Indianapolis Police Chief Bryan Roach had recommended the board fire Dinnsen and Howard. An internal police review of the shooting found that both officers failed to comply with the department’s training and policies.
However, board Chairman David Wantz indicated the panel was swayed by what it heard and saw during a three-day hearing.
“All the evidence and testimony that was provided to us is what we based our decision on,” Wantz said.
Bailey’s daughter, Erica, sat with her head in her hand as the board voted on the counts. She has said she didn’t believe her father endangered the officers’ lives at all after the crash, and that he was dazed from the crash impact and the deployment of an air bag.
Both officers have been on administrative leave since the shooting. It was not immediately clear when they might return to duty.
An attorney for the officers, John Kautzman, said he appreciated the merit board ruled on the facts of the case “and not on the politics.”
“The Bailey family has certainly suffered a tremendous loss and we can all certainly sympathize with that. … But it’s been a tremendous, stressful journey for the police officers as well,” Kautzman said.
Roach called the decision a “lose-lose situation.” He said he hoped the Bailey family can understand the process even if they don’t accept it.
Mayor Joe Hogsett issued a statement saying the merit board’s decision “is a disappointing and frustrating reminder that even as we continue our efforts to reform our criminal justice system, much work remains to be done.”

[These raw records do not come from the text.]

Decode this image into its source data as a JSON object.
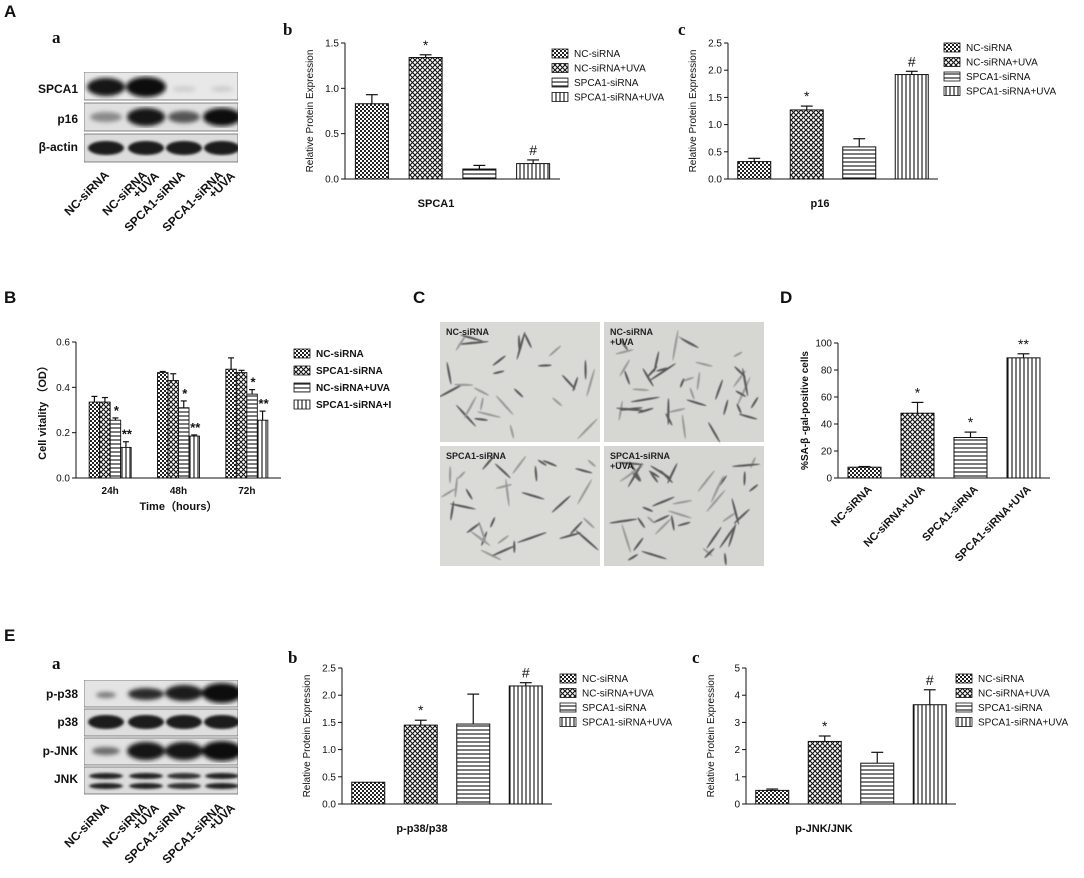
{
  "panels": {
    "A": "A",
    "B": "B",
    "C": "C",
    "D": "D",
    "E": "E",
    "A_a": "a",
    "A_b": "b",
    "A_c": "c",
    "E_a": "a",
    "E_b": "b",
    "E_c": "c"
  },
  "blot_A": {
    "rows": [
      "SPCA1",
      "p16",
      "β-actin"
    ],
    "lanes": [
      "NC-siRNA",
      "NC-siRNA\n+UVA",
      "SPCA1-siRNA",
      "SPCA1-siRNA\n+UVA"
    ]
  },
  "blot_E": {
    "rows": [
      "p-p38",
      "p38",
      "p-JNK",
      "JNK"
    ],
    "lanes": [
      "NC-siRNA",
      "NC-siRNA\n+UVA",
      "SPCA1-siRNA",
      "SPCA1-siRNA\n+UVA"
    ]
  },
  "micrographs": {
    "labels": [
      "NC-siRNA",
      "NC-siRNA\n+UVA",
      "SPCA1-siRNA",
      "SPCA1-siRNA\n+UVA"
    ]
  },
  "colors": {
    "ink": "#111111",
    "background": "#ffffff",
    "micrograph": "#d9d9d6"
  },
  "chart_data": [
    {
      "id": "A_b",
      "type": "bar",
      "categories": [
        "NC-siRNA",
        "NC-siRNA+UVA",
        "SPCA1-siRNA",
        "SPCA1-siRNA+UVA"
      ],
      "values": [
        0.83,
        1.34,
        0.11,
        0.17
      ],
      "errors": [
        0.1,
        0.03,
        0.04,
        0.04
      ],
      "annotations": [
        "",
        "*",
        "",
        "#"
      ],
      "patterns": [
        "checker",
        "cross",
        "hlines",
        "vlines"
      ],
      "ylabel": "Relative Protein Expression",
      "xlabel": "SPCA1",
      "ylim": [
        0,
        1.5
      ],
      "yticks": [
        0.0,
        0.5,
        1.0,
        1.5
      ],
      "legend": [
        "NC-siRNA",
        "NC-siRNA+UVA",
        "SPCA1-siRNA",
        "SPCA1-siRNA+UVA"
      ],
      "legend_position": "right"
    },
    {
      "id": "A_c",
      "type": "bar",
      "categories": [
        "NC-siRNA",
        "NC-siRNA+UVA",
        "SPCA1-siRNA",
        "SPCA1-siRNA+UVA"
      ],
      "values": [
        0.32,
        1.27,
        0.59,
        1.92
      ],
      "errors": [
        0.06,
        0.07,
        0.15,
        0.06
      ],
      "annotations": [
        "",
        "*",
        "",
        "#"
      ],
      "patterns": [
        "checker",
        "cross",
        "hlines",
        "vlines"
      ],
      "ylabel": "Relative Protein Expression",
      "xlabel": "p16",
      "ylim": [
        0,
        2.5
      ],
      "yticks": [
        0.0,
        0.5,
        1.0,
        1.5,
        2.0,
        2.5
      ],
      "legend": [
        "NC-siRNA",
        "NC-siRNA+UVA",
        "SPCA1-siRNA",
        "SPCA1-siRNA+UVA"
      ],
      "legend_position": "right"
    },
    {
      "id": "B",
      "type": "bar",
      "categories": [
        "24h",
        "48h",
        "72h"
      ],
      "series": [
        {
          "name": "NC-siRNA",
          "values": [
            0.335,
            0.465,
            0.48
          ],
          "errors": [
            0.025,
            0.005,
            0.05
          ],
          "pattern": "checker",
          "annotations": [
            "",
            "",
            ""
          ]
        },
        {
          "name": "SPCA1-siRNA",
          "values": [
            0.335,
            0.43,
            0.465
          ],
          "errors": [
            0.02,
            0.03,
            0.01
          ],
          "pattern": "cross",
          "annotations": [
            "",
            "",
            ""
          ]
        },
        {
          "name": "NC-siRNA+UVA",
          "values": [
            0.255,
            0.31,
            0.37
          ],
          "errors": [
            0.01,
            0.03,
            0.02
          ],
          "pattern": "hlines",
          "annotations": [
            "*",
            "*",
            "*"
          ]
        },
        {
          "name": "SPCA1-siRNA+I",
          "values": [
            0.135,
            0.185,
            0.255
          ],
          "errors": [
            0.025,
            0.005,
            0.04
          ],
          "pattern": "vlines",
          "annotations": [
            "**",
            "**",
            "**"
          ]
        }
      ],
      "ylabel": "Cell vitality  （OD）",
      "xlabel": "Time（hours）",
      "ylim": [
        0,
        0.6
      ],
      "yticks": [
        0.0,
        0.2,
        0.4,
        0.6
      ],
      "legend_position": "right"
    },
    {
      "id": "D",
      "type": "bar",
      "categories": [
        "NC-siRNA",
        "NC-siRNA+UVA",
        "SPCA1-siRNA",
        "SPCA1-siRNA+UVA"
      ],
      "values": [
        8,
        48,
        30,
        89
      ],
      "errors": [
        0.5,
        8,
        4,
        3
      ],
      "annotations": [
        "",
        "*",
        "*",
        "**"
      ],
      "patterns": [
        "checker",
        "cross",
        "hlines",
        "vlines"
      ],
      "ylabel": "%SA-β -gal-positive cells",
      "ylim": [
        0,
        100
      ],
      "yticks": [
        0,
        20,
        40,
        60,
        80,
        100
      ]
    },
    {
      "id": "E_b",
      "type": "bar",
      "categories": [
        "NC-siRNA",
        "NC-siRNA+UVA",
        "SPCA1-siRNA",
        "SPCA1-siRNA+UVA"
      ],
      "values": [
        0.4,
        1.45,
        1.47,
        2.17
      ],
      "errors": [
        0,
        0.09,
        0.55,
        0.06
      ],
      "annotations": [
        "",
        "*",
        "",
        "#"
      ],
      "patterns": [
        "checker",
        "cross",
        "hlines",
        "vlines"
      ],
      "ylabel": "Relative Protein Expression",
      "xlabel": "p-p38/p38",
      "ylim": [
        0,
        2.5
      ],
      "yticks": [
        0.0,
        0.5,
        1.0,
        1.5,
        2.0,
        2.5
      ],
      "legend": [
        "NC-siRNA",
        "NC-siRNA+UVA",
        "SPCA1-siRNA",
        "SPCA1-siRNA+UVA"
      ],
      "legend_position": "right"
    },
    {
      "id": "E_c",
      "type": "bar",
      "categories": [
        "NC-siRNA",
        "NC-siRNA+UVA",
        "SPCA1-siRNA",
        "SPCA1-siRNA+UVA"
      ],
      "values": [
        0.5,
        2.3,
        1.5,
        3.65
      ],
      "errors": [
        0.05,
        0.2,
        0.4,
        0.55
      ],
      "annotations": [
        "",
        "*",
        "",
        "#"
      ],
      "patterns": [
        "checker",
        "cross",
        "hlines",
        "vlines"
      ],
      "ylabel": "Relative Protein Expression",
      "xlabel": "p-JNK/JNK",
      "ylim": [
        0,
        5
      ],
      "yticks": [
        0,
        1,
        2,
        3,
        4,
        5
      ],
      "legend": [
        "NC-siRNA",
        "NC-siRNA+UVA",
        "SPCA1-siRNA",
        "SPCA1-siRNA+UVA"
      ],
      "legend_position": "right"
    }
  ]
}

Dinnsen testified Thursday he saw Bailey begin “digging” for something in his car’s center console. Both officers have said repeatedly under oath that they believed Bailey was looking for a gun.
“I see Mr. Bailey reach over to the console. I see him lift the console lid up. After he got that lid open, he began to frantically search in the console,” Dinnsen said. “I believed he was going to shoot Officer Howard. So I shot the back of the car.”
Wednesday’s hearing included testimony from Howard, a detective and Roach, who told the board that even if a gun had been found in Bailey’s car he still would have recommended the officers be fired because he said they had failed to follow their training.
Before the board began Thursday’s hearing at downtown Indianapolis’ City-County Building, activists and clergy members gathered across the street to pray for a civilian police merit board to fire the officers.
A special prosecutor appointed to review the case, St. Joseph County Prosecutor Kenneth Cotter, cited the officers’ claims of self-defense and Bailey’s actions and refusal to respond to police commands in deciding that neither officer would face criminal charges in his death.
Bailey’s family is suing the city, contending the officers used excessive force and Bailey posed no threat to them. Their federal lawsuit, filed in September, seeks unspecified damages and contends the officers’ actions violated Bailey’s constitutional rights.